Du côté la filiation ascendante, Tel Quel avait été aussi le titre d’un hebdomadaire politique de 1945 à 1948.

Côté filiation descendante on peut noter l’essaimage du nom dans les pays francophones avec un hebdomadiare Tel Quel au Maroc, un numéro spécial d’une revue de développement au Niger.

Et que dire du plagiat parodique de Jean-Pierre Faye qui claque la porte de "Tel Quel", en 1967, pour créer une revue concurrente. Titre : Change.

La propriété intellectuelle littéraire, musicale, qu’est-ce que c’est ? Au moment où Internet la bouscule avec les téléchargements audio et video, et demain les livres. Au moment où les majors de l’industrie de la musique sont en train de penser de nouveaux modèles économiques. Le téléchargement au morceau à 0,99 ? n’est pas un franc succès. Déjà, on expérimente le modèle d’achat à l’abonnement avec libre accès à tout le répertoire d’une Major, et demain des royalties forfaitaires prélevées directement sur les appareils d’écoute, baladeurs MP3, IPOD en tous genres.

Royalties, « droit d’usage », c’est bien normal, tout travail mérite salaire ou contrepartie. Mais parler de « propriété intellectuelle » est-ce bien le bon vocable ? Une création se situe consciemment ou pas dans une filiation, ce n’est pas un bien en propre. Reconnaissons, cependant une valeur ajoutée pour lequel existe déjà un modèle qui a fait ses preuves : la TVA. Oui, il est logique que le droit d’auteur soit rétribué par une taxe ! Au titre de la valeur ajoutée, bien sûr, mais sûrement pas au titre de « propriété » fût-elle intellectuelle ?
La seule propriété qui existe, c’est celle du support papier. Point.
Justement, que restera t-il de propriété quand de papier point ne sera besoin ? Pour la génération des post lecteurs en gestation. N’est-ce pas le comble de cette société multimédia que de se virtualiser à mort jusqu’au zéromédia !
Pensées d’un candide soumises aux juristes en train d’élaborer le droit de demain.

...les projets se concrétisent. Aors, tout ce que la France compte d’auteurs, auteures, écrivains, écrivaines, penseurs, penseures (?), philosophes de tout genre... tout ce que la France compte de poids lourds de la plume est descendu dans la rue pour manifester.
Un slogan est scandé par la foule : « Droits d’auteur/ au géniteur... ».
Avisés, tous ne réclament plus que la « Taxe à la Valeur Ajoutée ». La TVA multimedia était née.

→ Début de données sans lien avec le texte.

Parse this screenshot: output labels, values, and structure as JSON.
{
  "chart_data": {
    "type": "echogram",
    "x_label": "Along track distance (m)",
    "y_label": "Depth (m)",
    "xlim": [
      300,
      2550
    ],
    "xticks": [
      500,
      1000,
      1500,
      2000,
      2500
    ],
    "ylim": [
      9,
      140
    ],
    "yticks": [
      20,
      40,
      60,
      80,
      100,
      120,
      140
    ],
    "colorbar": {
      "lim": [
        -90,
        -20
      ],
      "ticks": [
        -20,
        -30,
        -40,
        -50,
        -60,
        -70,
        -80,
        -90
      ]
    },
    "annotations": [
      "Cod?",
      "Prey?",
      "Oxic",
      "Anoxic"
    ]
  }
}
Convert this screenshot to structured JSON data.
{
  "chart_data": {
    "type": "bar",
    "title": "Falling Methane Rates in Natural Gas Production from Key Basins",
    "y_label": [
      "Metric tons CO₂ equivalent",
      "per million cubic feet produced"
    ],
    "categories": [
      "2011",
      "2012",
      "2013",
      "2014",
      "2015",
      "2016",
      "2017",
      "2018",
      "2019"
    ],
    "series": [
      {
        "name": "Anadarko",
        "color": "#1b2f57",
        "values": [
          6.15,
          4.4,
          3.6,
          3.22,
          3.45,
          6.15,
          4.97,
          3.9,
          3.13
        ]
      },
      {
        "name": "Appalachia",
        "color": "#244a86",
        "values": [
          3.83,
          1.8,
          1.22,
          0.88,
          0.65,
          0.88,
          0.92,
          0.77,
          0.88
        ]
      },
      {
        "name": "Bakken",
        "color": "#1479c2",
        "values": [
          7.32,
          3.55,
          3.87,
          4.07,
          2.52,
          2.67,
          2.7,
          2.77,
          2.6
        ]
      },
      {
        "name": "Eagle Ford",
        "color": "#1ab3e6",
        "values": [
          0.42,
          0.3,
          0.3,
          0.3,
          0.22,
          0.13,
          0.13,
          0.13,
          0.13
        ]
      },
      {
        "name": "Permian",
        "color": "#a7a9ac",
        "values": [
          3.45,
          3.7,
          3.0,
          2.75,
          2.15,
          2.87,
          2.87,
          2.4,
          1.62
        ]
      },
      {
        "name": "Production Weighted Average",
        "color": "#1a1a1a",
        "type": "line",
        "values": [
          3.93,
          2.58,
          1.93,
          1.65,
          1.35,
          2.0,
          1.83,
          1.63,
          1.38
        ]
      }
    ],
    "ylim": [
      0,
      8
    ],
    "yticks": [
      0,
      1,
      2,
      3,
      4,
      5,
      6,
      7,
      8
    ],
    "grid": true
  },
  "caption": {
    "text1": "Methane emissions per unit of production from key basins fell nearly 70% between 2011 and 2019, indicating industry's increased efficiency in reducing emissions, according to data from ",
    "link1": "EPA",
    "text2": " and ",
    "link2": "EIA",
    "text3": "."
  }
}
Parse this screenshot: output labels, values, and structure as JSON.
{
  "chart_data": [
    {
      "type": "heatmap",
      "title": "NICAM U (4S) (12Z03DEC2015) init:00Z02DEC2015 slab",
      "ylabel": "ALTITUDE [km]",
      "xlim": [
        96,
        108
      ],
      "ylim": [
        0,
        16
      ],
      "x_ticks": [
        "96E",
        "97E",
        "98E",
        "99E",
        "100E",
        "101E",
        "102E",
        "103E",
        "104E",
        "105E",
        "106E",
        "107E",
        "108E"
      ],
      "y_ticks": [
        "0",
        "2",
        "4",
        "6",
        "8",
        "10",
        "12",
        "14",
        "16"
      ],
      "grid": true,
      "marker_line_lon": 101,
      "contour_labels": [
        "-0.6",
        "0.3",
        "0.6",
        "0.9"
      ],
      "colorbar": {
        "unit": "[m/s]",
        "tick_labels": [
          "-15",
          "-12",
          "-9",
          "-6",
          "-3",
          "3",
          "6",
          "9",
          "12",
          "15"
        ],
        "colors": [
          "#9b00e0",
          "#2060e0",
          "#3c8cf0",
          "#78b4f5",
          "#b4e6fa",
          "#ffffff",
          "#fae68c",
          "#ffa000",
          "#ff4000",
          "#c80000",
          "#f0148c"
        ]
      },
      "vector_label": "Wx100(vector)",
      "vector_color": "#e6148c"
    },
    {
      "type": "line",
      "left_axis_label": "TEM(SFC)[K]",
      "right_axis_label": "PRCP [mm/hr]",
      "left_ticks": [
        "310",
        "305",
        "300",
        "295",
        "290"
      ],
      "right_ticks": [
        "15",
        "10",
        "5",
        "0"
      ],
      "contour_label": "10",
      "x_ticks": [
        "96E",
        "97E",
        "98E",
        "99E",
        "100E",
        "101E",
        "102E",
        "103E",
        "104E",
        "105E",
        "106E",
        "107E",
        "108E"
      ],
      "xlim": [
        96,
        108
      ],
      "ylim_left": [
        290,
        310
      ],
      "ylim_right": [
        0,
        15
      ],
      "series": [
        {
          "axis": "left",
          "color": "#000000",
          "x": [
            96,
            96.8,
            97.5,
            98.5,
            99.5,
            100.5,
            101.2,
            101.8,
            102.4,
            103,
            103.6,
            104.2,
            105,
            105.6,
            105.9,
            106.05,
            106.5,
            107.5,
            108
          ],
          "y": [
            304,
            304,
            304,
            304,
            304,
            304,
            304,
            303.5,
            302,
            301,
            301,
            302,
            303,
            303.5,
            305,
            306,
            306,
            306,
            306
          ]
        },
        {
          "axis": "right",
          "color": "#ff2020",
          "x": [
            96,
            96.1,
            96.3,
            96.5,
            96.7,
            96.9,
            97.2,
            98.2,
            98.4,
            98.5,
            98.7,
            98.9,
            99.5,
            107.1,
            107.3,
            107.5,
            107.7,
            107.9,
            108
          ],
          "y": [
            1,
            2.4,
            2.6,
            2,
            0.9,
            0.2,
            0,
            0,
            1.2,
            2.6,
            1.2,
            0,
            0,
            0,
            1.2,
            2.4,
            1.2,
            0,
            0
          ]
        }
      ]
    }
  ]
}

Prélèvement à la source sur tout matériel d’affichage et d’écoute.

—oOo—

...Une partie de la taxe sera versée à l’auteur(e) ...
- Une partie seulement ?
- Mais oui l’ère de l’individualisme à tout prix est terminée. Nous sommes passés à l’ère du partage à tiers prix.
- A « tiers prix », c’est quoi cette histoire ?
- Un tiers pour rembourser la dette, un autre grand tiers pour les dépenses courantes de l’Etat, un petit tiers pour les investissements et un grand tiers pour toi.
- Mais ca fait quatre tiers ! ...C’est la recette du mandarin-citron-curaçao de Marius [1] !
- Mais oui, nous sommes en France et si tu l’as oublié César, nous ne sommes plus en Cinquième République.
- Tu es sûr ?
- Oui. Oui ! Cassandre, la copine de Léotard l’avait bien dit : « Ca a mal fini ». Réveille-toi César, il y a eu la Restauration du Tiers Etat, on enseigne Pagnol en Primaire : l’arithmétique : les proportions, un obstacle que tous ne franchissent pas !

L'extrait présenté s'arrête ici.